Les sens de la vie de David Servan-Schreiber

Publié le par Savannah

 

 

DAVID SERVAN SCHREIBER

 

 

Aujourd'hui, je crois que ce que l'on a appelé pendant des siècles "trouver Dieu", c'est trouver un sens à sa vie. Trouver ce qui peut l'enrichir. Une nouvelle perspective est née des neurosciences ces vingt dernières années : ce qui nourrit notre vie, ce n'est pas la raison pure, mais bien l'équilibre de notre cerveau émotionnel.
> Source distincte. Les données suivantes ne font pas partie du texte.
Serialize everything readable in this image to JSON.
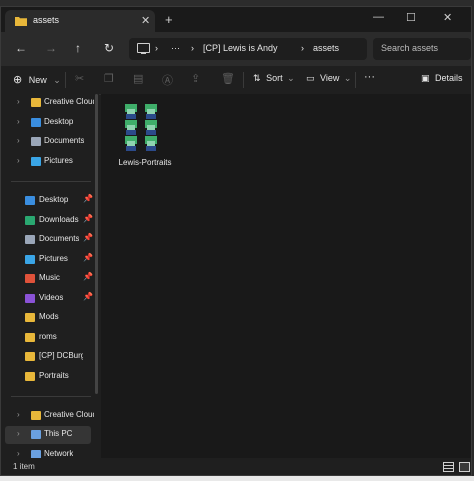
{
  "tab": {
    "title": "assets"
  },
  "address": {
    "segments": [
      "[CP] Lewis is Andy",
      "assets"
    ]
  },
  "search": {
    "placeholder": "Search assets"
  },
  "toolbar": {
    "new_label": "New",
    "sort_label": "Sort",
    "view_label": "View",
    "details_label": "Details"
  },
  "sidebar": {
    "top_items": [
      {
        "label": "Creative Cloud",
        "icon": "folder-icon",
        "color": "#e8b73a"
      },
      {
        "label": "Desktop",
        "icon": "desktop-icon",
        "color": "#3a8ee0"
      },
      {
        "label": "Documents",
        "icon": "documents-icon",
        "color": "#9aa6b8"
      },
      {
        "label": "Pictures",
        "icon": "pictures-icon",
        "color": "#3aa5e6"
      }
    ],
    "quick_access": [
      {
        "label": "Desktop",
        "icon": "desktop-icon",
        "color": "#3a8ee0",
        "pinned": true
      },
      {
        "label": "Downloads",
        "icon": "downloads-icon",
        "color": "#2aa871",
        "pinned": true
      },
      {
        "label": "Documents",
        "icon": "documents-icon",
        "color": "#9aa6b8",
        "pinned": true
      },
      {
        "label": "Pictures",
        "icon": "pictures-icon",
        "color": "#3aa5e6",
        "pinned": true
      },
      {
        "label": "Music",
        "icon": "music-icon",
        "color": "#e0523a",
        "pinned": true
      },
      {
        "label": "Videos",
        "icon": "videos-icon",
        "color": "#8a52d6",
        "pinned": true
      },
      {
        "label": "Mods",
        "icon": "folder-icon",
        "color": "#e8b73a",
        "pinned": false
      },
      {
        "label": "roms",
        "icon": "folder-icon",
        "color": "#e8b73a",
        "pinned": false
      },
      {
        "label": "[CP] DCBurger's",
        "icon": "folder-icon",
        "color": "#e8b73a",
        "pinned": false
      },
      {
        "label": "Portraits",
        "icon": "folder-icon",
        "color": "#e8b73a",
        "pinned": false
      }
    ],
    "bottom_items": [
      {
        "label": "Creative Cloud F",
        "icon": "folder-icon",
        "color": "#e8b73a"
      },
      {
        "label": "This PC",
        "icon": "pc-icon",
        "color": "#6aa0e0"
      },
      {
        "label": "Network",
        "icon": "network-icon",
        "color": "#6aa0e0"
      }
    ]
  },
  "content": {
    "items": [
      {
        "name": "Lewis-Portraits",
        "icon": "image-file-icon"
      }
    ]
  },
  "status": {
    "count": "1 item"
  },
  "colors": {
    "accent": "#3a8ee0",
    "folder": "#e8b73a"
  }
}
Et de quoi celui-ci a-t-il besoin ? De connexions avant tout, de relations. Il en trouve dans quatre domaines, et seulement quatre.

La corporalité. Si nous ne nous autorisons pas à goûter, sentir, toucher, écouter, regarder, rire - et même souffrir - en portant toute notre attention sur le moment présent, alors nous ne sommes pas connectés à notre corps. Le sport, comme toute activité physique, engage à la fois notre attention, notre souplesse et notre force : il est une autre façon de se lier à soi. La méditation ou l'écoute attentive de l'autre sont aussi des manières de nous abreuver à cette première source de sens qu'est la corporalité.
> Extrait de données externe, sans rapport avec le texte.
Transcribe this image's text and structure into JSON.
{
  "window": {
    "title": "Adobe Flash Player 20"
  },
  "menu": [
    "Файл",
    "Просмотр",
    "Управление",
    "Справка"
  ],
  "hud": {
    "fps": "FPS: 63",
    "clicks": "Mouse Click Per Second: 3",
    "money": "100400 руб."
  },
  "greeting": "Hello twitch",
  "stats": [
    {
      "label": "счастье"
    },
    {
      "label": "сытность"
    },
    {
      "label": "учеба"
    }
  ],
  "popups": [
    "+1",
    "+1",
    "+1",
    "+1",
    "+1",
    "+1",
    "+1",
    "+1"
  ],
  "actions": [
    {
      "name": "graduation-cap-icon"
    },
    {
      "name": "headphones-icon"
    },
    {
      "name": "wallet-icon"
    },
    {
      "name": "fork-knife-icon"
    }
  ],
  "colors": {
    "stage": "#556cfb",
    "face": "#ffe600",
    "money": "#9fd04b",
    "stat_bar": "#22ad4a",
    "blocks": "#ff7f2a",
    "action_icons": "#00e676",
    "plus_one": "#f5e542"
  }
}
L'intimité. Naturellement, l'Amour (avec un grand A), l'amour romantique, éperdu, est une manière extraordinairement efficace de nous remplir de sens. Lorsque nous nous regardons dans les yeux et sentons nos coeurs battre plus fort, nous ne nous posons plus aucune question existentielle. Plus généralement, tout ce qui nous implique dans une relation intime nous ancre dans l'existence avec solidité. Il n'y a pas de doute sur le sens de la vie lorsqu'on prend la main de son enfant pour l'emmener pour la première fois à l'école, ou lorsqu'on le regarde chanter dans une chorale. Tous ceux dont nous nous sentons proches nous relient à la vie et lui donnent du sens.
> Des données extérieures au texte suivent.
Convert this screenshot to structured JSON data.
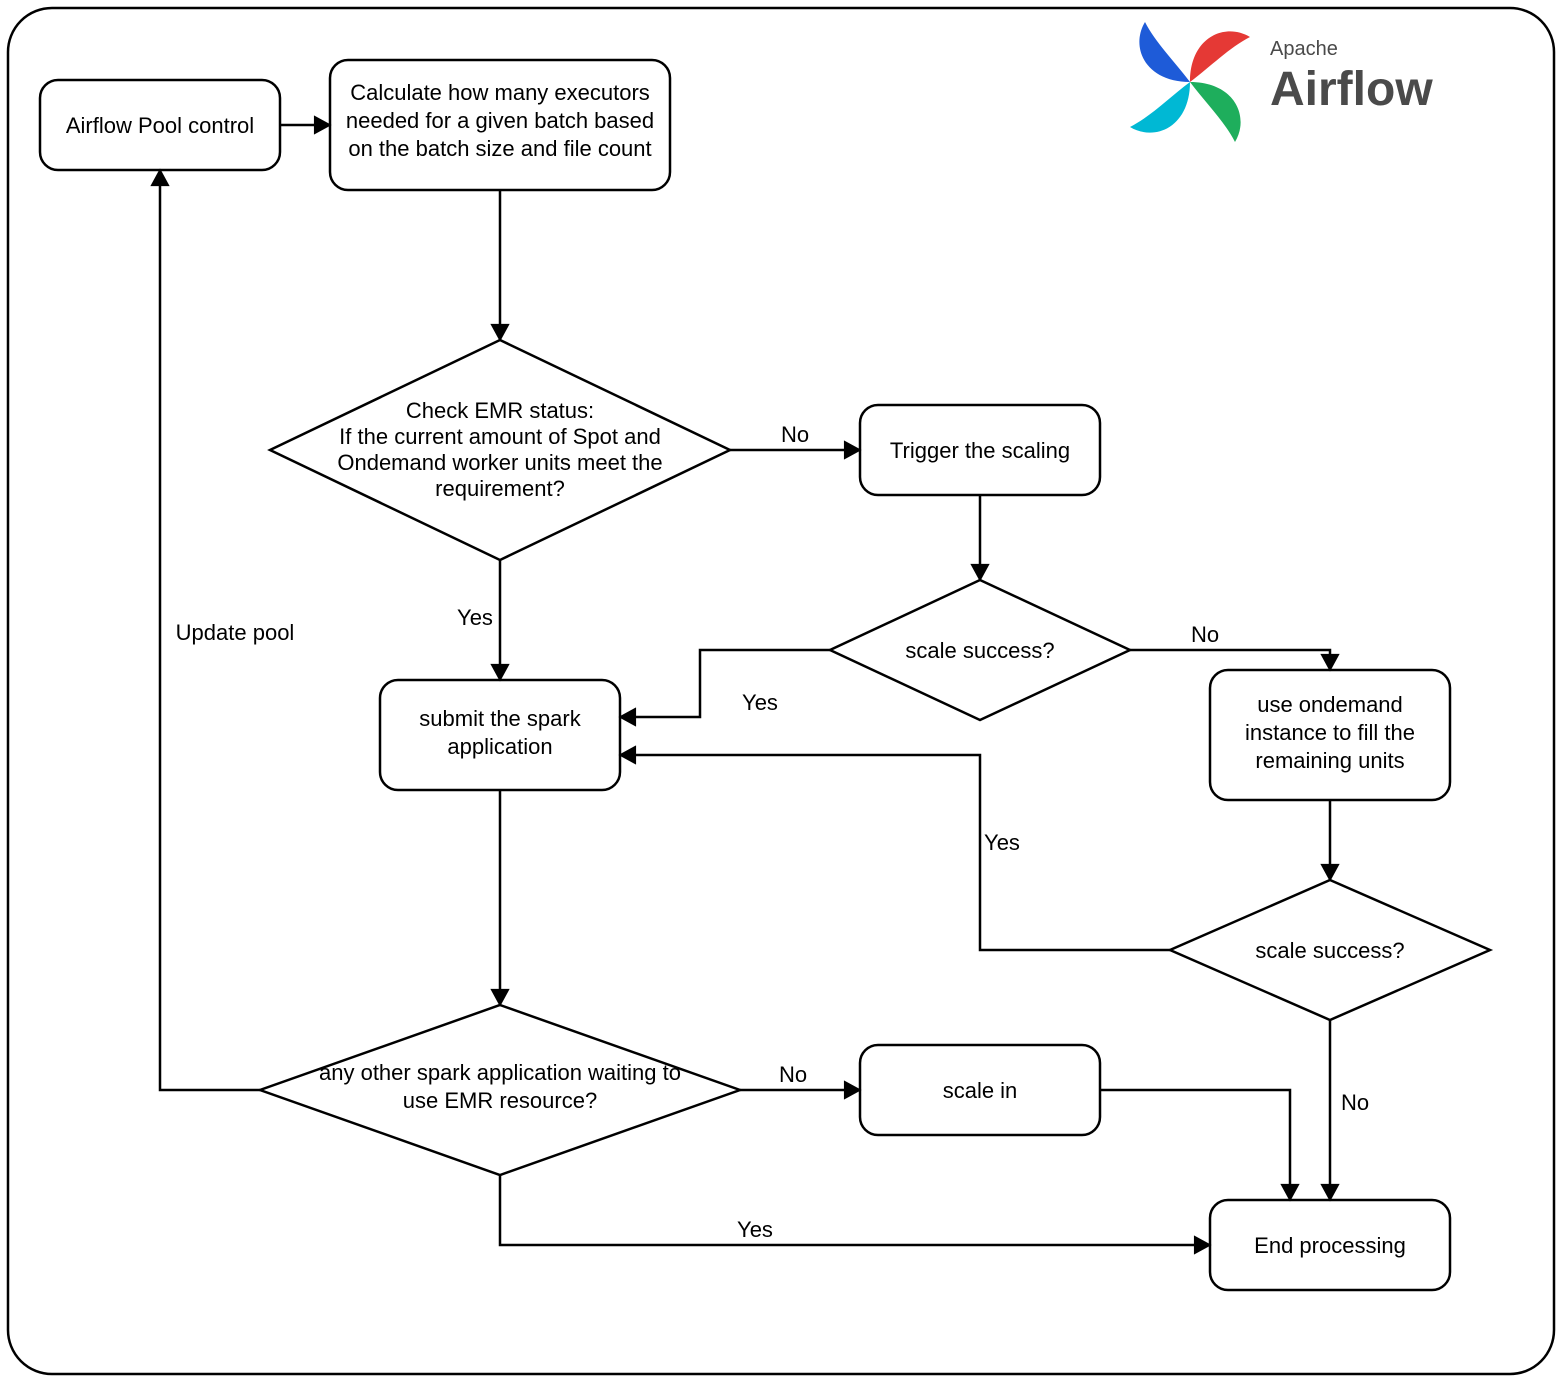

La communauté. Je me souviens d'un patient de 30 ans dont l'espérance de vie était limitée à quelques mois par un cancer. Il ne travaillait plus et se morfondait dans l'angoisse de la mort, devant la télévision. Il avait fini par proposer au centre communautaire de son quartier de réparer bénévolement son système d'air conditionné. Il s'y rendait presque tous les jours pendant plusieurs heures. On le saluait par son nom lorsqu'on le croisait dans les couloirs. On l'appelait lorsqu'il oeuvrait sur le toit pour lui apporter à manger ou à boire. En quelques semaines, son anxiété était dissipée, même si sa maladie ne faisait qu'empirer. Il avait trouvé du sens, un sens qui lui avait toute sa vie manqué terriblement. Il avait suffi qu'il s'engage pour sa communauté , pour les autres. Suffi, au fond, qu'il se sente utle, apprécié. Nous sommes tous come lui. Nous avons besoin de sentir que nous contribuons à quelque chose dans la société des hommes et des femmes dont nous faisons partie, et qui appartiendra demain à nos enfants.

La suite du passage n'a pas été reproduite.